Als der heilige Petrus, der Erste der Apostel, Eucharius, Valerius
und Maternus, drei durch Heiligkeit des Lebens und gelehrte Bildung
ausgezeichnete Männer, ausgesandt hatte, um den Galliern und den
Germanen den Glauben an die Heiligste Dreifaltigkeit zu verkündigen,
und diese in das edle Elsaß (jetzt eine deutsche Provinz, damals
eine Provinz der Gallia Belgica) gelangt waren, begab es sich, daß
der heilige Maternus in einem Dorf namens Ehl[1]
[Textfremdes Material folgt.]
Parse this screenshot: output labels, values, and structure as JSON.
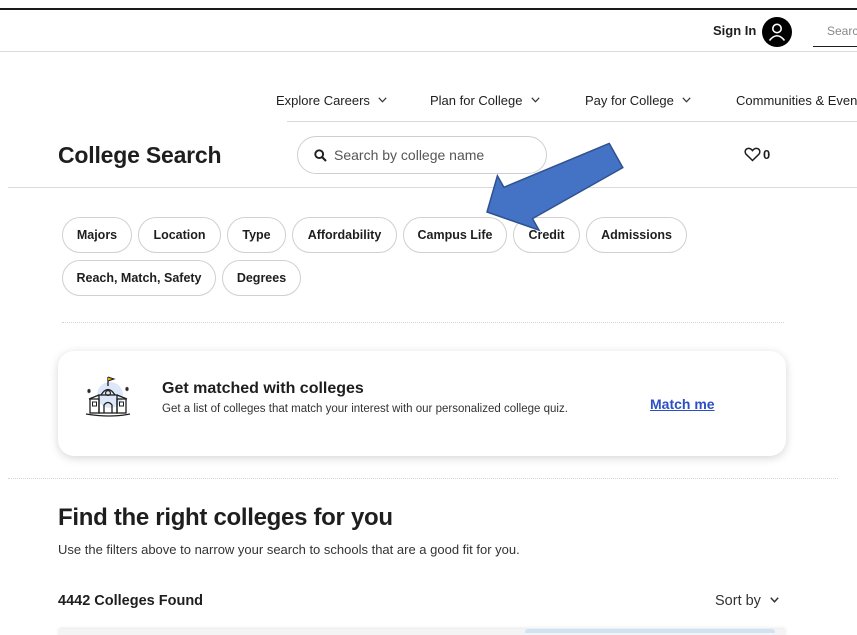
{
  "topbar": {
    "sign_in": "Sign In",
    "search_placeholder": "Search",
    "avatar_icon": "user-icon"
  },
  "nav": {
    "items": [
      {
        "label": "Explore Careers"
      },
      {
        "label": "Plan for College"
      },
      {
        "label": "Pay for College"
      },
      {
        "label": "Communities & Events"
      }
    ]
  },
  "header": {
    "title": "College Search",
    "search_placeholder": "Search by college name",
    "favorites_count": "0"
  },
  "filters": [
    {
      "label": "Majors"
    },
    {
      "label": "Location"
    },
    {
      "label": "Type"
    },
    {
      "label": "Affordability"
    },
    {
      "label": "Campus Life"
    },
    {
      "label": "Credit"
    },
    {
      "label": "Admissions"
    },
    {
      "label": "Reach, Match, Safety"
    },
    {
      "label": "Degrees"
    }
  ],
  "match_card": {
    "title": "Get matched with colleges",
    "description": "Get a list of colleges that match your interest with our personalized college quiz.",
    "link": "Match me",
    "icon": "college-building-icon"
  },
  "results": {
    "heading": "Find the right colleges for you",
    "subheading": "Use the filters above to narrow your search to schools that are a good fit for you.",
    "count": "4442 Colleges Found",
    "sort_label": "Sort by"
  },
  "annotation": {
    "arrow_color": "#4472c4",
    "arrow_outline": "#2f528f"
  },
  "colors": {
    "link": "#2c4fc4",
    "text": "#1e1e1e",
    "border": "#d0d0d0"
  }
}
der Natur ihren Tribut zollte und starb. Eucharius und Valerius
übergaben seinen Leib der Erde und kehrten eiligst auf demselben
Weg, den sie gekommen waren, in die Stadt Rom zurück. Als sie vor
Petrus standen, sprachen sie: Heiliger Vater, sieh, unser
Begleiter Maternus ist den Weg allen Fleisches gegangen und wurde
begraben. Aber es ist nicht ratsam, ohne deinen Befehl zu zweit
weiterzumachen; wir bitten dich, geselle uns einen anderen an seiner
Stelle bei.
Der heilige Petrus aber antwortete: Das ist es nicht, was
zu tun ist, Brüder. Was ihr erzählt habt, ist geschehen, damit die
Herrlichkeit Gottes unter den Völkern offenbar werde. Und
er sagte: Nehmt diesen meinen Stab, und wenn ihr an die Grabstätte
kommt, holt den Leichnam heraus, berührt ihn mit dem Stab und sprecht
dabei: Christus, der Sohn Gottes, und sein Diener Petrus befehlen
dir: Steh auf und übe mit uns das Amt aus, das dir übertragen wurde!
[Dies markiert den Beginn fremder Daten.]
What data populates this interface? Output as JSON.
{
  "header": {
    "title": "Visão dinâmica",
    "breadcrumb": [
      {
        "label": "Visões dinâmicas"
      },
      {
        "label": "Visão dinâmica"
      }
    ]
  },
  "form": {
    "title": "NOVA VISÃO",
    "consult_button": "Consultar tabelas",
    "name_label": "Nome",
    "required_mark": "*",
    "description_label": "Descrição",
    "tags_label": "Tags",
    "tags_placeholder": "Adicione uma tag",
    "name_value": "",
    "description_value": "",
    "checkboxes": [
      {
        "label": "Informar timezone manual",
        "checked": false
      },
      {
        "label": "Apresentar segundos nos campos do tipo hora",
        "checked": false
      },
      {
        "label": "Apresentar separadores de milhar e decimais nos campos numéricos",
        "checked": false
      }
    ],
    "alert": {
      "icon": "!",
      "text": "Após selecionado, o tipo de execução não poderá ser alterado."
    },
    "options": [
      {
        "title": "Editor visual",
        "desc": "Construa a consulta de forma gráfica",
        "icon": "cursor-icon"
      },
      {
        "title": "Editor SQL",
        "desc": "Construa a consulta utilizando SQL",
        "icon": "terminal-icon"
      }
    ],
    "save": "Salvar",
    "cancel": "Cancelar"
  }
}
Alsbald kehrten Eucharius und Valerius auf dem Weg, den sie gekommen
waren, zurück nach Ehl, wo sie Maternus begraben hatten, und gelangten
nach 40 Tagen an sein Grab. Dort taten sie nach der Weisung des
Apostels, stellten sich vor das Grab, den Stab in der Hand, und
sprachen die oben geschriebenen Worte. Sofort richtete sich der
Leichnam auf, und die Seele wurde wieder mit dem Körper vereint.
Maternus ging gesund und unversehrt mit seinen Brüdern umher und
säte das Wort Gottes aus. Wie nun das Volk im Elsaß das Wunder sah,
rühmte es allsogleich Gott, und noch am selben Tag wurde eine große
Menschenmenge getauft.
Daher sagen wir, daß der heilige Petrus in prophetischem Geist den Stab
zu den Deutschen geschickt hat. Aus diesem Grund, der zugleich ein
Geheimnis birgt, benutzt der Römische Pontifex heutzutage nicht
wie die anderen Bischöfe den Hirtenstab, wie der Text zur oben zitierten
Glosse sagt. Die berichtete Geschichte ist aber nicht nur nach dem Wortsinn, sondern
auch nach dem allegorisch-typischen Sinn zu verstehen. Was sollen
wir denn unter Petrus, dem Apostelfürsten und Fundament der Kirche,
anderes verstehen als das königliche Priestertum?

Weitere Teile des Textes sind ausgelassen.